Fine Art PR Publicity Announcements News and Information
Fine Art PR Publicity Announcements News and Information

Impact Of Japanese Art On American Graphic Art, 1880-1920

Through August 3, the Brooklyn Museum in Brooklyn, New York, is presenting a unique exhibition of ephemera, “Japonisme in American Graphic Art, 1880-1920.” Featuring more than twenty-five rarely seen works on paper from the Brooklyn Museum’s permanent collection, this exhibition explores the impact of Japanese art on the graphic arts of America in the late nineteenth and early twentieth centuries.

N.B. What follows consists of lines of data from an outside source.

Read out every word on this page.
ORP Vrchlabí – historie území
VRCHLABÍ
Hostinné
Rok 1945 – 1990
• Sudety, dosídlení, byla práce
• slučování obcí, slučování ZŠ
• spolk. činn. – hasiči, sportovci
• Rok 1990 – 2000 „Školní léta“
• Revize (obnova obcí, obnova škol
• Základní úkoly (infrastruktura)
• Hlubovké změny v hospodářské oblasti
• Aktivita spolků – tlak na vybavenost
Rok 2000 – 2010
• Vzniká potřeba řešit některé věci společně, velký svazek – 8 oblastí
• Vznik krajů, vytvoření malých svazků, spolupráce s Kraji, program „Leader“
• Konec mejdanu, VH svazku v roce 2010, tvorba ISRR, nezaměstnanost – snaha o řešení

During this period, Americans were avidly discovering, studying, and collecting the arts of Japan. Artists were particularly fascinated by these exotic objects and found in them inspiration for revitalizing Western pictorial traditions. James McNeill Whistler, Mary Cassatt, Robert Blum, Winslow Homer, Arthur Wesley Dow, and others began incorporating Japanese motifs, aesthetic principles, and techniques into their own art – a phenomenon known by the French term “Japonisme.”

“Japonisme in American Graphic Art, 1880-1920” examines myriad manifestations of Japonisme in a selection of fine etchings, lithographs, watercolors, pastels, and other graphic media created by American artists. James McNeill Whistler, for example, created compositions with dramatic contrasts of blank and filled areas and subtle atmospheric effects. His brand of aesthetics influenced many younger Americans, including Joseph Pennell and Robert Blum.

Mary Cassatt was inspired by Japanese prints to create some of her most formally and technically daring color etchings characterized by flattened figures, unmodulated planes of color, and strong linear design. Some artists had an even more direct engagement with the art of Japan. Both Bertha Lum and Helen Hyde spent years living in Japan and studying traditional printing techniques. Their woodcuts were immensely popular during their lifetimes and helped to familiarize American audiences with Japanese styles and subjects.

The exhibition also includes several examples of Japanese art in order to illustrate the characteristics that American artists found so appealing in this art. “Japonisme in American Graphic Art, 1880-1920” complements the special exhibition “Utagawa: Masters of the Japanese Print, 1770-1900 on view at the museum through June 15.